Saturday, October 24, 2015

Blog Assignment #3 Church on the Golodnaya Steppe


Across the Golodnaya Steppe

A symphony of bells scatter across the sky as the inhabitants make their way across the flatlands of the steppe. The horizon gives way to a couple of small points that are distinguishable from arrows on a barn, closer it becomes more apparent that those are actually Russian orthodox crosses. Since the rule of the Russian empire not much has changed, the farmers are left to farm and go to church, those points might actually be the only signal that they are living in a Russian controlled Kazakhstan. The bell tower from which the sounds originated stands no taller than eight meters. It is a makeshift structure made from wood and rope, there are actually a series of small bells that hang from top and the main big bell is hidden below in the middle of the tower. These bells are all strung together to make a indomitable sound that is meant to heard for miles. On Sunday the steppe people arrive at this unassuming church settlement and fill the small church which is also made of wood. From out the window they can see a stone cottage close by and the plains stretching endlessly and disappearing into an afternoon haze.   

Tuesday, October 20, 2015

blog assignment #2 Total Eclipse Annie Dillard

“The sun shall be turned into darkness, and the moon into blood, before the great and terrible day of the Lord,” Joel 2:31

When Annie Dillard watches in horror as 'the sky snapped over the sun like a disk' she was not merely observing a rare astrological event but the coming of the apocalypse.
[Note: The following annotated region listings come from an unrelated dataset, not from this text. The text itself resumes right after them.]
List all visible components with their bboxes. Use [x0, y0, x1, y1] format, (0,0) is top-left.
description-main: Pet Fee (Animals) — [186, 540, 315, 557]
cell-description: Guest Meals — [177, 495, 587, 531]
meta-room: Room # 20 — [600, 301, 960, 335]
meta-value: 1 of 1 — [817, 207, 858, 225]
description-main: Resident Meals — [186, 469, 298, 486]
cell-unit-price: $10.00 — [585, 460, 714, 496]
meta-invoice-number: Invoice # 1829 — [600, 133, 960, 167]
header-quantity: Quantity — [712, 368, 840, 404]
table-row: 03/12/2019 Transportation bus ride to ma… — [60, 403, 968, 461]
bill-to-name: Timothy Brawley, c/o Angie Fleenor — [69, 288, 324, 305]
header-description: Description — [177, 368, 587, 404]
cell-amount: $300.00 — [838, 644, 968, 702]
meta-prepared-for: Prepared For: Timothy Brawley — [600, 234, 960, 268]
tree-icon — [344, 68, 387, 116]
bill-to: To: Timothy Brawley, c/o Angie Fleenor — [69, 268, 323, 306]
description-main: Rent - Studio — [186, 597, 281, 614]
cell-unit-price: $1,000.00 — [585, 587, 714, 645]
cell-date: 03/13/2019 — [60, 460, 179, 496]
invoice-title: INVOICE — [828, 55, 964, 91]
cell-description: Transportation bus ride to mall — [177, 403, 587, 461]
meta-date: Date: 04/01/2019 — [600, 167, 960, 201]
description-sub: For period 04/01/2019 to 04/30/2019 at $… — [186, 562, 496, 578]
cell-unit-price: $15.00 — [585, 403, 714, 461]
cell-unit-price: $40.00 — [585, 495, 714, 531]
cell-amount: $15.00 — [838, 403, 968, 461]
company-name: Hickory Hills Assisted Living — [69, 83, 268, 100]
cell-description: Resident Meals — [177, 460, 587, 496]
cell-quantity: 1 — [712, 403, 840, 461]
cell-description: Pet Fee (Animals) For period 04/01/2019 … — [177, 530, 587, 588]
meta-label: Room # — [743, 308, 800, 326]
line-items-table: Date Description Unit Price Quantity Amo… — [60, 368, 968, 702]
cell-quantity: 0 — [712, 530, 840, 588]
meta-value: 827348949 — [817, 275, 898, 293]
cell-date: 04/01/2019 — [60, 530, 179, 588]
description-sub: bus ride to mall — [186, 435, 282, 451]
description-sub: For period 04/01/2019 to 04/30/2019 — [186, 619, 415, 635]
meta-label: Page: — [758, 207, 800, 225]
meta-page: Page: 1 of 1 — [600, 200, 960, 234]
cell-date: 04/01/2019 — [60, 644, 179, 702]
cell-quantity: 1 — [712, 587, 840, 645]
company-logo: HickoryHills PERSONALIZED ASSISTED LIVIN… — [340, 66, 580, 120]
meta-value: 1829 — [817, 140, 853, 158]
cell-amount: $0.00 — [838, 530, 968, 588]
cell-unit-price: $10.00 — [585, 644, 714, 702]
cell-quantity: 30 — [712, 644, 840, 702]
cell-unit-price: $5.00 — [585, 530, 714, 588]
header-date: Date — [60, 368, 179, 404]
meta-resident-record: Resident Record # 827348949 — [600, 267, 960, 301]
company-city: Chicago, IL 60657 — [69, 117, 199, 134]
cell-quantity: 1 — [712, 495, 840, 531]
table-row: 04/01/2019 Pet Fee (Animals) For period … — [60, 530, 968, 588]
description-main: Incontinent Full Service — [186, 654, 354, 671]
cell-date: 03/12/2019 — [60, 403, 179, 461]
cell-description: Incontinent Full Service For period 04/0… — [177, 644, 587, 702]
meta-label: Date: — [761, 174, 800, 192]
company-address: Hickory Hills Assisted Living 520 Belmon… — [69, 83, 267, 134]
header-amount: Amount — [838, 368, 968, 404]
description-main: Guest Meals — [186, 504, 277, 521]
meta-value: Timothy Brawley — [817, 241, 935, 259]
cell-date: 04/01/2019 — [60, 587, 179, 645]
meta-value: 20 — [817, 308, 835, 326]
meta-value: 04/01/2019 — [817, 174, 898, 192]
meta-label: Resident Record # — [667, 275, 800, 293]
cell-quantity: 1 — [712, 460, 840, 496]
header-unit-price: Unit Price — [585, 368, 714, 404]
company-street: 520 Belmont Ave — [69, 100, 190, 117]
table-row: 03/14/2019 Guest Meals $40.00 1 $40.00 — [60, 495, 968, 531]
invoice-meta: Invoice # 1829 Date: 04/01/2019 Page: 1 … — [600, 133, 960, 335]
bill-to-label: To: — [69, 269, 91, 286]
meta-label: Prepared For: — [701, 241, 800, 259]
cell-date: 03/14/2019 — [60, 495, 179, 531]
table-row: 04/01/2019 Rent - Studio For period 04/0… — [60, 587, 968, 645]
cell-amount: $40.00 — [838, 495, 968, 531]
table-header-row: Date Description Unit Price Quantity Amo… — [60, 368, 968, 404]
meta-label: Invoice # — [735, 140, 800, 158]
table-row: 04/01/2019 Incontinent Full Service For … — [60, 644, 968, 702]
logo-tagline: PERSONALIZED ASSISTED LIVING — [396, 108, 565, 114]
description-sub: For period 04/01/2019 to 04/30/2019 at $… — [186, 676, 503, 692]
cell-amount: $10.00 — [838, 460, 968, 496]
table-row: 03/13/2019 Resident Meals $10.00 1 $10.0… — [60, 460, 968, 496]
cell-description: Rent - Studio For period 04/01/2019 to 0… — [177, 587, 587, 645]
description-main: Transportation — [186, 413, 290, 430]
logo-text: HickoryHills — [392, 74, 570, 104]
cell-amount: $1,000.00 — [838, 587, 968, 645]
The very fabric of space and time transmuted into something totally unfamiliar, it was something that even she could not describe without a level of psychosis setting in, "I was watching a faded color print of a movie filmed in the middle ages; I was standing in it, by some mistake. I was standing in a movie of hillside grasses filmed in the middle ages.". She repeats the phrase twice, rewording it as if trying to make it into something that will bring her back to reality but of course it is in vain. She does this again when describing the eclipse, "In the black sky was a ring of light. It was a thin ring, an old, thin silver wedding band, an old, worn ring. It was an old wedding band in the sky, or a morsel of bone", she struggles to comprehend something that would simply be described as a lifesaver and why is that? Why is an event that was well understood at the time such an enigma? Why does this fascinating yet simple occurrence prove to be such a traumatic experience? What does she gain from her primitive fear of the forces of a wrathful God that she couldn't get from just marveling at an awesome scientific event?